3.3. Desrespeito aos Princípios da Precaução e da Prevenção
Os princípios da precaução e da prevenção são vetores axiológicos fundamentais do Direito Ambiental e informam toda a atuação estatal na matéria. O princípio da precaução determina que, diante da incerteza científica sobre a ocorrência ou a dimensão de um dano ambiental grave ou irreversível, devem ser adotadas medidas para evitá-lo. Já o princípio da prevenção impõe a atuação prioritária e antecipada para impedir a ocorrência do dano ambiental, cujos riscos são conhecidos.
O PL 2.159/2021, ao promover a dispensa de licenciamento para atividades com potencial de impacto e ao instituir a LAC, que suprime a análise prévia e aprofundada dos riscos, ignora frontalmente a necessidade de uma atuação estatal pautada pela precaução e pela prevenção. A lógica subjacente ao projeto é predominantemente remediativa, e não preventiva, transferindo o ônus da prova do dano e os custos de sua reparação para a sociedade e para o meio ambiente, em flagrante descompasso com os imperativos de uma gestão ambiental responsável.

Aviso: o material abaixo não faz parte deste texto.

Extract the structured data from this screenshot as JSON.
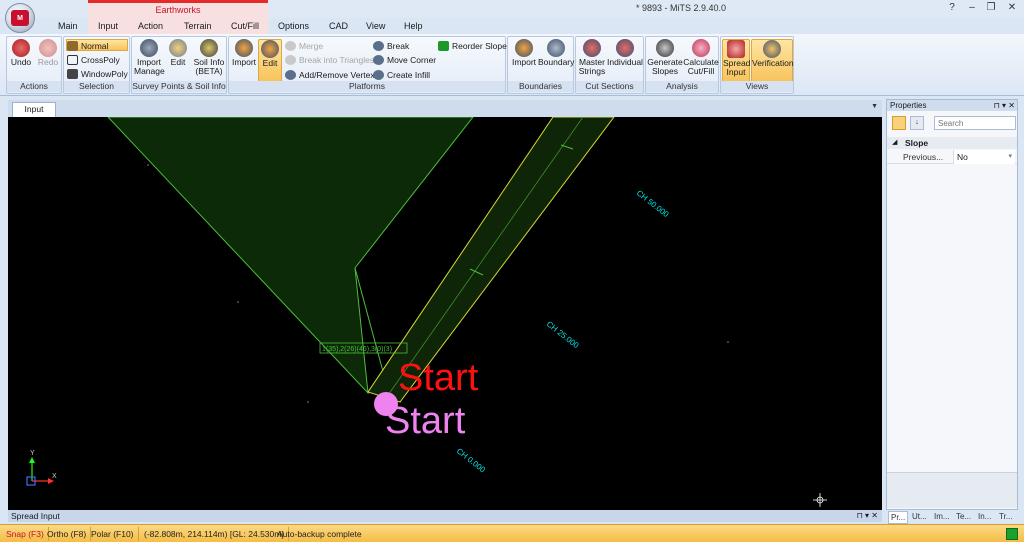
{
  "window": {
    "title": "* 9893 - MiTS 2.9.40.0",
    "help": "?",
    "minimize": "–",
    "restore": "❐",
    "close": "✕"
  },
  "context_group": {
    "label": "Earthworks"
  },
  "tabs": [
    "Main",
    "Input",
    "Action",
    "Terrain",
    "Cut/Fill",
    "Options",
    "CAD",
    "View",
    "Help"
  ],
  "ribbon": {
    "actions": {
      "label": "Actions",
      "undo": "Undo",
      "redo": "Redo"
    },
    "selection": {
      "label": "Selection",
      "normal": "Normal",
      "crosspoly": "CrossPoly",
      "windowpoly": "WindowPoly"
    },
    "survey": {
      "label": "Survey Points & Soil Info",
      "import_manage_1": "Import",
      "import_manage_2": "Manage",
      "edit": "Edit",
      "soil_1": "Soil Info",
      "soil_2": "(BETA)"
    },
    "platforms": {
      "label": "Platforms",
      "import": "Import",
      "edit": "Edit",
      "merge": "Merge",
      "break_triangles": "Break into Triangles",
      "add_remove_vertex": "Add/Remove Vertex",
      "break": "Break",
      "move_corner": "Move Corner",
      "create_infill": "Create Infill",
      "reorder_slope": "Reorder Slope"
    },
    "boundaries": {
      "label": "Boundaries",
      "import": "Import",
      "boundary": "Boundary"
    },
    "cut_sections": {
      "label": "Cut Sections",
      "master_1": "Master",
      "master_2": "Strings",
      "individual": "Individual"
    },
    "analysis": {
      "label": "Analysis",
      "gen_1": "Generate",
      "gen_2": "Slopes",
      "calc_1": "Calculate",
      "calc_2": "Cut/Fill"
    },
    "views": {
      "label": "Views",
      "spread_1": "Spread",
      "spread_2": "Input",
      "verification": "Verification"
    }
  },
  "document": {
    "tab": "Input",
    "dropdown": "▼"
  },
  "canvas": {
    "labels": {
      "start_red": "Start",
      "start_pink": "Start",
      "ch50": "CH 50.000",
      "ch25": "CH 25.000",
      "ch0": "CH 0.000",
      "slope_tag": "1(35),2(26)(46),3(0)(3)"
    },
    "axis": {
      "x": "X",
      "y": "Y"
    },
    "colors": {
      "platform": "#4bbf3a",
      "corridor": "#d8d832",
      "chainage": "#00e5e5",
      "start_red": "#ff1010",
      "start_pink": "#ee82ee"
    }
  },
  "properties": {
    "title": "Properties",
    "ctrls": "⊓ ▾ ✕",
    "search_placeholder": "Search",
    "section": "Slope",
    "row_key": "Previous...",
    "row_value": "No",
    "row_dropdown": "▾"
  },
  "bottom_tabs": [
    "Pr...",
    "Ut...",
    "Im...",
    "Te...",
    "In...",
    "Tr..."
  ],
  "spread_input": {
    "label": "Spread Input",
    "ctrls": "⊓ ▾ ✕"
  },
  "status": {
    "snap": "Snap (F3)",
    "ortho": "Ortho (F8)",
    "polar": "Polar (F10)",
    "coords": "(-82.808m, 214.114m) [GL: 24.530m]",
    "message": "Auto-backup complete"
  }
}
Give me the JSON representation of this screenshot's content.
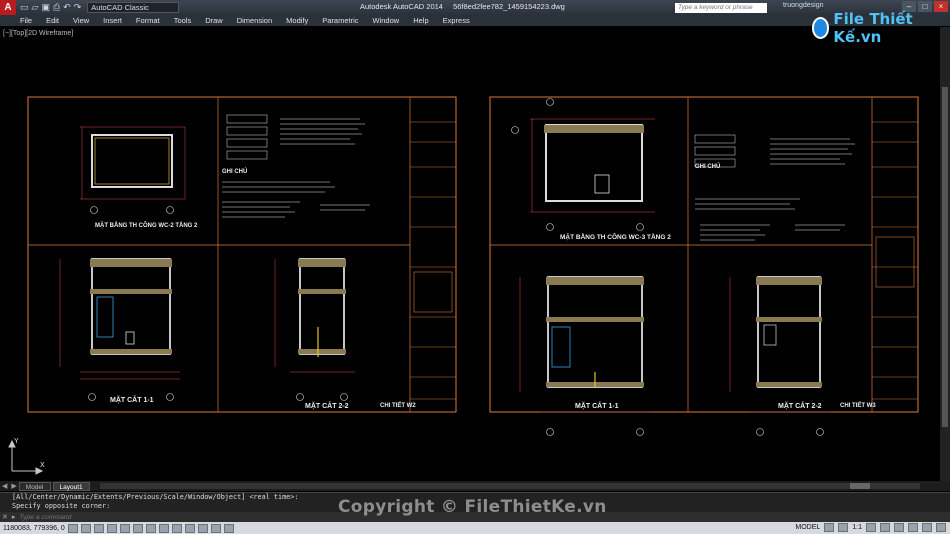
{
  "titlebar": {
    "app_logo": "A",
    "workspace": "AutoCAD Classic",
    "app_name": "Autodesk AutoCAD 2014",
    "file_name": "56f8ed2fee782_1459154223.dwg",
    "search_placeholder": "Type a keyword or phrase",
    "user": "truongdesign"
  },
  "menu": [
    "File",
    "Edit",
    "View",
    "Insert",
    "Format",
    "Tools",
    "Draw",
    "Dimension",
    "Modify",
    "Parametric",
    "Window",
    "Help",
    "Express"
  ],
  "brand": {
    "text": "File Thiết Kế.vn"
  },
  "viewport_label": "[−][Top][2D Wireframe]",
  "sheets": [
    {
      "plan_title": "MẶT BẰNG TH CÔNG WC-2 TẦNG 2",
      "section1_title": "MẶT CẮT 1-1",
      "section2_title": "MẶT CẮT 2-2",
      "notes_title": "GHI CHÚ",
      "detail_title": "CHI TIẾT W2"
    },
    {
      "plan_title": "MẶT BẰNG TH CÔNG WC-3 TẦNG 2",
      "section1_title": "MẶT CẮT 1-1",
      "section2_title": "MẶT CẮT 2-2",
      "notes_title": "GHI CHÚ",
      "detail_title": "CHI TIẾT W3"
    }
  ],
  "tabs": [
    "Model",
    "Layout1"
  ],
  "command": {
    "history_1": "[All/Center/Dynamic/Extents/Previous/Scale/Window/Object] <real time>:",
    "history_2": "Specify opposite corner:",
    "placeholder": "Type a command"
  },
  "status": {
    "coords": "1180083, 779396, 0",
    "model": "MODEL",
    "scale": "1:1"
  },
  "watermark": "Copyright © FileThietKe.vn"
}
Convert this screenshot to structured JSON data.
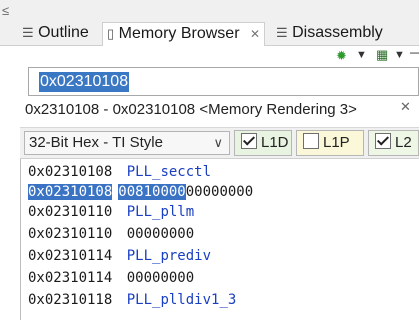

3.4. A Inafastabilidade da Tutela Estatal Ambiental e a Fragilização Imposta pelo PL
A tutela do meio ambiente, conforme se extrai do artigo 225 da Constituição, é um comando constitucional não facultativo, que vincula todas as estruturas do Poder Público – Legislativo, Executivo e Judiciário – a assumirem posturas e implementarem medidas em conformidade com os ditames de proteção ambiental. O PL 2.159/2021, ao reduzir drasticamente o escopo e o rigor do licenciamento ambiental, fragiliza a capacidade do Estado de exercer essa tutela de forma efetiva. A restrição ao papel de órgãos técnicos especializados, a limitação da participação social nos processos decisórios e a transferência de responsabilidades para esferas administrativas potencialmente menos capacitadas ou mais suscetíveis a pressões locais comprometem a inafastabilidade da tutela ambiental. O argumento de "segurança jurídica", frequentemente utilizado para justificar a simplificação do licenciamento, pode, paradoxalmente, gerar maior insegurança. As patentes inconstitucionalidades do PL, se aprovado, certamente serão objeto de questionamento perante o STF, criando um limbo regulatório e incertezas para os próprios empreendedores, cujas licenças obtidas sob a nova égide poderiam ser posteriormente invalidadas.